Der US-Forscher Robert Hodgson schockte 2005 die Weinfachwelt mit seinen Versuchen: Bei einer Blindverkostung jubelte er angesehenen kalifornischen Weintestern den selben Wein gleich drei Mal unter. Erschreckend: Nur zehn Prozent der Profipichler erkannten den Tropfen wieder, manche erhoben gar eine Zwei-Dollar-Industrieplörre von "Trader's Joe" (das US-Gegenstück zu Aldi) zum besten kalifornischen Chardonnay. Ein anderer Forscher, der Franzose Gil Morrot, ließ 54 ausgewiesenen Bordeaux-Spezialisten einen Weißwein verkosten, den er rot gefärbt hatte. Nicht einer der Herren erkannte, dass sie geleimt wurden.

Selbstbetrug lässt uns bei der Blindverkostung scheitern

Wie aber können Menschen - und vor allem Fachleute – sich so irren? Ganz einfach: Weil der Mensch zum Selbstbetrug neigt und ein Geschmackserlebnis immer eine Komposition aus verschiedenen Sinnesreizen ist. Die Zigarette schmeckt dem Raucher im Dunkeln nicht so gut, wenn er den Rauch nicht sieht. Aus dem selben Grund schmeckt der Wein, den man aus dem wunderschönen Toskanaurlaub (wo man sich sehr wohl fühlte) mitgebracht hat, zu Hause auf der Terrasse dann leider nur enttäuschend: Ein Teil des Erlebnisses reicht nicht aus, ein Gefühl zu reproduzieren.

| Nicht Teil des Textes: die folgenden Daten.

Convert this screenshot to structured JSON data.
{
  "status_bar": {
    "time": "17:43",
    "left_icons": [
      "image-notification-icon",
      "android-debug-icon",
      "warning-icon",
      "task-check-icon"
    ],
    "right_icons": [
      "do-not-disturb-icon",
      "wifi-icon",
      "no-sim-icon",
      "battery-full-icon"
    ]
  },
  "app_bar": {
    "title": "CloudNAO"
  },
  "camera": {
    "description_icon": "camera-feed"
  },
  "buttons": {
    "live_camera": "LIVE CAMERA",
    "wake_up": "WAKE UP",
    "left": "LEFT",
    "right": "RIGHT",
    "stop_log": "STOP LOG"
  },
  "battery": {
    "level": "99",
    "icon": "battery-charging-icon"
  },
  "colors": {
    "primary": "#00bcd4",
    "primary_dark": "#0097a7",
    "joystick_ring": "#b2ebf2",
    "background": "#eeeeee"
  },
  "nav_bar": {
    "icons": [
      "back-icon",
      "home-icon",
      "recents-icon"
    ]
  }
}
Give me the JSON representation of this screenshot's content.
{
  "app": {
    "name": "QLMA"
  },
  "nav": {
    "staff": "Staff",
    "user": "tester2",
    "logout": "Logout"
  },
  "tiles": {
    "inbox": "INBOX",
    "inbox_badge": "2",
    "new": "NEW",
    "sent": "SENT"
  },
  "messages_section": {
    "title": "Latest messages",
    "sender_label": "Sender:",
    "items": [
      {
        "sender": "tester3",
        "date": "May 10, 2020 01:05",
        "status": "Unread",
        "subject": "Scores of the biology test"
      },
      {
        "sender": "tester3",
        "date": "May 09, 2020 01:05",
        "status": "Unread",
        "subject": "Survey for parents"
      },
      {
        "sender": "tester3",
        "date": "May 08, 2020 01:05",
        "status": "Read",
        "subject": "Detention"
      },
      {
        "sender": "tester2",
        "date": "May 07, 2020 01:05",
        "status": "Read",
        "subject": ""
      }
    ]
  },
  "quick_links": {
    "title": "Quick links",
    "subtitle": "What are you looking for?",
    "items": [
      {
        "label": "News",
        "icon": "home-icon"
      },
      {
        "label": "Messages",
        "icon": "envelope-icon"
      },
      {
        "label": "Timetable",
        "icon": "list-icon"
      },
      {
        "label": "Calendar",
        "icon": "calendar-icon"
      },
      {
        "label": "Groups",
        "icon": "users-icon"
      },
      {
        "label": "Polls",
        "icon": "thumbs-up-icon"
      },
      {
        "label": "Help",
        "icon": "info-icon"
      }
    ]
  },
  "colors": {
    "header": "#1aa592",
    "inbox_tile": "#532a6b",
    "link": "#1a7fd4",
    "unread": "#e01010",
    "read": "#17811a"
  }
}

Teuer schmeckt gut – auch bei der Blindverkostung

Weitere wichtige Faktoren sind etwa Optik (ein schönes Weinetikett oder ein feines Glas) und der Preis: Wenn wir wissen, dass etwas teuer ist, schmeckt es uns gleich viel besser. Auch das Renommée legt in unserem Gehirn sofort einen Schalter um: Solbald wir erfahren, dass der Rote im Glas aus dem Hause Mouton-Rothschild stammt, tauchen geschmackliche Klischées vor unserem inneren Auge auf, in die das Erlebnis sofort passt wie angegossen. Gut haben es in solchen Fällen "ungebildete Banausen": Wer einfach das trinkt, was ihm schmeckt, geht auch bei einer Blindverkostung nicht in die Irre.